Population (2025-01-01)
- • Total: 424
- • Density: 16/km^{2} (42/sq mi)
- Demonym: Cañarete
- Time zone: UTC+1 (CET)
- • Summer (DST): UTC+2 (CEST)
- Postal code: 18418

= Cáñar =

Cáñar is a small village in the Alpujarras comarca of the province of Granada in Spain. It is located a few kilometres north of the road from Órgiva to Pampaneira and the high Alpujarras. The GR 7 long-distance footpath, following the ancient highway through the Alpujarras, runs through the village.

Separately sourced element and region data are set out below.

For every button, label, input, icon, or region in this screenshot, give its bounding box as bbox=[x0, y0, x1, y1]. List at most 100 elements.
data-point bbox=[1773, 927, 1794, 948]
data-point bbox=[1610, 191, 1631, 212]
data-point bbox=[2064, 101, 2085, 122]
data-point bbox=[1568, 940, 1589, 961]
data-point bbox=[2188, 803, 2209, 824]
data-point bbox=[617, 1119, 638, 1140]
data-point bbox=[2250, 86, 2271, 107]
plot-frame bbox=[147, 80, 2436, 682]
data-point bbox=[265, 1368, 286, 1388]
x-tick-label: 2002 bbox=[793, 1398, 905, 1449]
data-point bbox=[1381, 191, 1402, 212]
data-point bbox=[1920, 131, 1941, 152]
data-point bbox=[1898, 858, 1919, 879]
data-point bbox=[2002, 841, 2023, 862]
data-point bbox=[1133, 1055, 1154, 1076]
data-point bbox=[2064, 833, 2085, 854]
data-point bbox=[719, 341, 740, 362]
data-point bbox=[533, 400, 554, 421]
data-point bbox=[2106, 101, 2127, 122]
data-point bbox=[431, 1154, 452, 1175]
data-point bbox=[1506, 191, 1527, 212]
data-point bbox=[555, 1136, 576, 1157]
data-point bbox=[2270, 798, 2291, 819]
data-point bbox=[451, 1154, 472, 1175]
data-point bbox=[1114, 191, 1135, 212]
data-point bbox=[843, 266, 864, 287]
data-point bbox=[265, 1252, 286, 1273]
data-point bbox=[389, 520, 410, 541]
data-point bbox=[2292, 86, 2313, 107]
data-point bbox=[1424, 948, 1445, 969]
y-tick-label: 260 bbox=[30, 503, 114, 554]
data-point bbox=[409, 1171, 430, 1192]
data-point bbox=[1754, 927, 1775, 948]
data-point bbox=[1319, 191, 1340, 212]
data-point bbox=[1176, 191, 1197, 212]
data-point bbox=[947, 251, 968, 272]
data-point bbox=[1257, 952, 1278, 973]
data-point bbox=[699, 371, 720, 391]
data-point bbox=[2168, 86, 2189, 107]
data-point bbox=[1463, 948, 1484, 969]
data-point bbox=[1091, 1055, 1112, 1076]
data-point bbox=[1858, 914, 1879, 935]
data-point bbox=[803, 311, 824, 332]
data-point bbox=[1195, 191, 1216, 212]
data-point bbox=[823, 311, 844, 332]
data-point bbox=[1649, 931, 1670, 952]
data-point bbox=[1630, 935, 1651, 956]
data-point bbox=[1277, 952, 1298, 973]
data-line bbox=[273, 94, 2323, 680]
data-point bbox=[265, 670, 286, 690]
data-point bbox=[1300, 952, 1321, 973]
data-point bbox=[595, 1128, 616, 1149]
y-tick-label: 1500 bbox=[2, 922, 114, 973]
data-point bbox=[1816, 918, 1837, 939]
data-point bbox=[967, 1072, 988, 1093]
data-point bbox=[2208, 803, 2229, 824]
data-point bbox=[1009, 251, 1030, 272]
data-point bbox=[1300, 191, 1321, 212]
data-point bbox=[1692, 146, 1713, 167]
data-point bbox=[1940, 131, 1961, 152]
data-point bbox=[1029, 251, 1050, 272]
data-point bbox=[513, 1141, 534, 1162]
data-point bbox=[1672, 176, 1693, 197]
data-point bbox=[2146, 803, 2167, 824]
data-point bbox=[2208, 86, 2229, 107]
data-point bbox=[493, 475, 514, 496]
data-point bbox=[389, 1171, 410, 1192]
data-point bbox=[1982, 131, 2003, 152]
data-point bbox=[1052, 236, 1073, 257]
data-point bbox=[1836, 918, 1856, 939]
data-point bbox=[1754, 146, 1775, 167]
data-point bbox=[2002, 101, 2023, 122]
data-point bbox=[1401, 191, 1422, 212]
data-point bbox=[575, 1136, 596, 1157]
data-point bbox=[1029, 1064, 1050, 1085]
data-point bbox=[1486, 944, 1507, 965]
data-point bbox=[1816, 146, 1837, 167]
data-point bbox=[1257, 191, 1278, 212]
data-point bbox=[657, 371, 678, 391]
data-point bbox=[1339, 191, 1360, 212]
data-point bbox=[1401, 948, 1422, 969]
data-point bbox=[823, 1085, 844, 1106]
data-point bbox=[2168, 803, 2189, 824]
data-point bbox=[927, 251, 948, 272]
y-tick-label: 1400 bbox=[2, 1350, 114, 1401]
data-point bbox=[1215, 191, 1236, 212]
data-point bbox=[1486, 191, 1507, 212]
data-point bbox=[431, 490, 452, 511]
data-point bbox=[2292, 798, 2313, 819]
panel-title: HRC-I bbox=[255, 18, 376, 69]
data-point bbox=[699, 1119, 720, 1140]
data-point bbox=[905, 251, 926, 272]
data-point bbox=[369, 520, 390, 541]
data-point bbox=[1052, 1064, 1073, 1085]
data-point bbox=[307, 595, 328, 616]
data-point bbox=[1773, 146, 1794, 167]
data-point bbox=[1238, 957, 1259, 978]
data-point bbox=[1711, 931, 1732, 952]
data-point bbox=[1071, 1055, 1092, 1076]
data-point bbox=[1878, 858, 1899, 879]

The area of the municipality is 26 km^{2}., and it is located at a height of 1014 metres above sea level. Its population in 2005 was estimated as 366 people, of whom 69 were not Spanish citizens, most of these being citizens of other European Union countries. The village has few facilities for tourists other than a handful of bars, and is of a very traditional Alpujarran character, with animal stabling integrated into houses that open onto the main street and square. The villagers are not welcoming and celebrate all the major festivals enthusiastically. The "patrona" of the village is Santa Ana and the associated fiesta takes place on and around 26 July each year.

Cáñar has several accommodation options ranging from small apartments to let in the village, cortijos further up into the sierra and a boutique hotel is situated just 2 km outside the village.

Between Cáñar and the neighbouring village to the east, Soportújar, lies a remarkable dam across the deep gorge of the Chico river. This is known as "Dique 24" and was built in 1942 to control the destructive flash floods that the Rio Chico sometimes unleashes. The GR7 footpath crosses the stream just above the dam.